How long do you throw yourself against a wall before you realize it's not coming down? 
Do you wait until a bone is broken?  Until you are bruised beyond recognition?
What are you waiting for?
Are you waiting for the wall to tell you itself that it's not budging?  
Isn't it a wall? 
By it's very nature, it will never tell you what you need to hear.
So how long do you try? 
At what point do you stop blaming the wall for your wounds and start blaming yourself for continuing to throw yourself at it? 
The day will come, my love, when you will look up and see the wall as it is. 
It is not coming down for you.  
So, before the wounds leave you unrecognizeable, pick yourself up.
Pick yourself up from the dirt and turn towards the sun that is behind you.
But as you take your first step, take one last look back. 
Remember these stones and do not let yourself be mistaken again.
Shed no more tears for this wall, for it sheds none for you.

Monday, June 27, 2011

Oh Love That Will Not Let Me Go

Oh, love that will not let me go
I rest my weary soul in thee
I give you back this life I owe
and in your ocean depths its flow
may richer, fuller be


Oh, light that follows all my way
I yield my flickering torch to thee
and my heart restores its borrowed ray
that in your sunshine's blaze its day
may brighter, fairer be


Oh, joy, that seeks me through the pain
I cannot close my heart to thee
I trace the rainbow through the rain
and feel the promise is not vain
that morn shall tearless be


Oh, cross that lifts and holds my head
I dare not ask to fly from thee
I lay in dust life's glory dead
that from the ground there blossoms red
life that shall endless be

Certainty Even in the Uncertain

Surely God is my salvation; I will trust and not be afraid.

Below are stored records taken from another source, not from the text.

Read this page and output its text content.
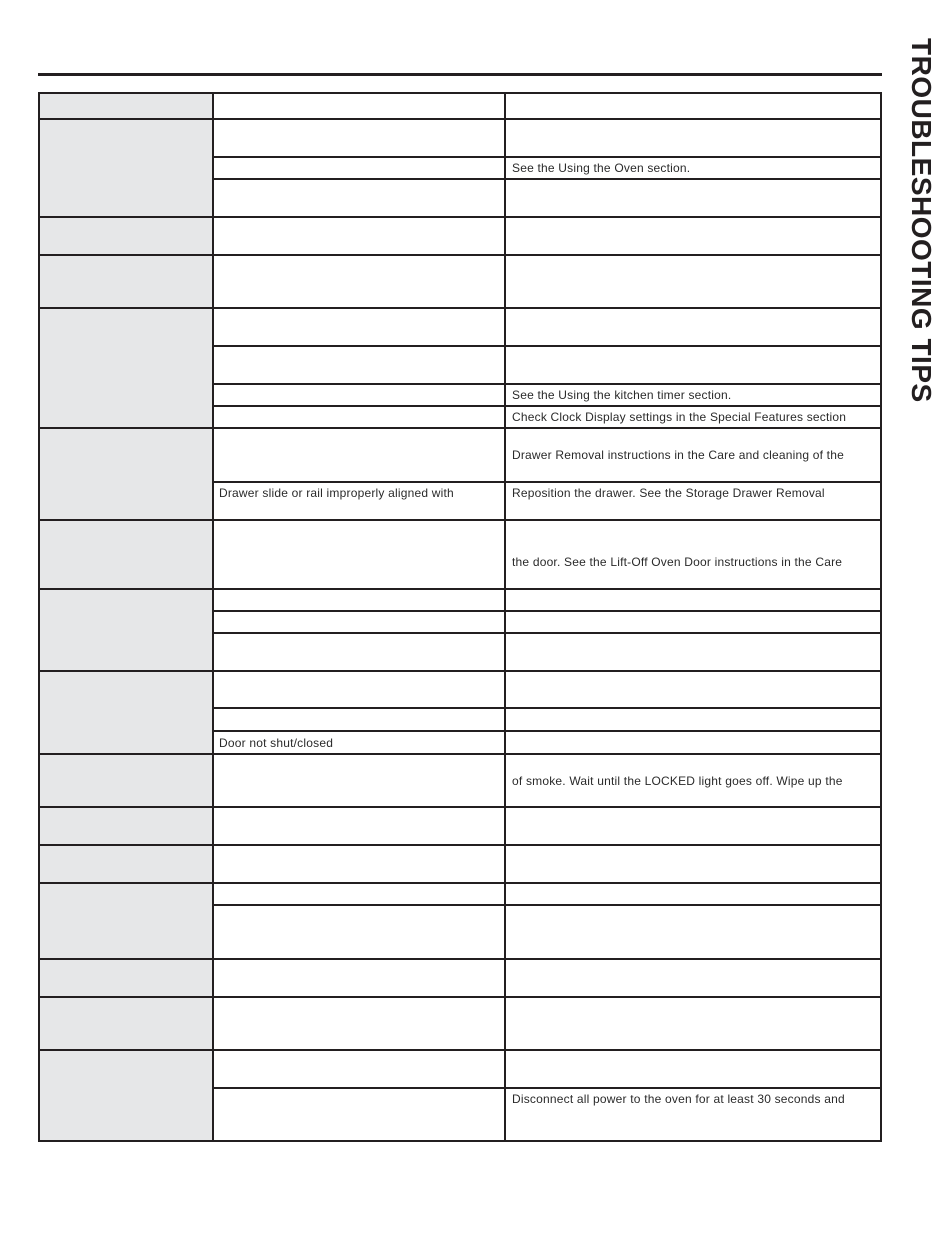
TROUBLESHOOTING TIPS
See the Using the Oven section.
See the Using the kitchen timer section.
Check Clock Display settings in the Special Features section
Drawer Removal instructions in the Care and cleaning of the
Drawer slide or rail improperly aligned with	Reposition the drawer. See the Storage Drawer Removal
the door. See the Lift-Off Oven Door instructions in the Care
Door not shut/closed
of smoke. Wait until the LOCKED light goes off. Wipe up the
Disconnect all power to the oven for at least 30 seconds and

The Lord, the Lord himself, is my strength and my defense; he has become my salvation.”  - Isaiah 12:2


I'm finding that in times where you feel overcome with despair, it's hard to believe things will get better for you.  But I know that we are nearsighted individuals and can't see what's coming.  I still don't know what lies ahead for me, but I have to trust and have faith that it is good.  "I will trust and not be afraid."  Momma gave me something the other day...it's a long ribbon necklace with a key on the end that is engraved with the word "Faith."  It was my Grandmother's.  So I'm holding onto it, thinking of my Grandmomma, and having faith that everything will be okay.  I will be okay.  Weeping may endure for a night, but joy comes in the morning.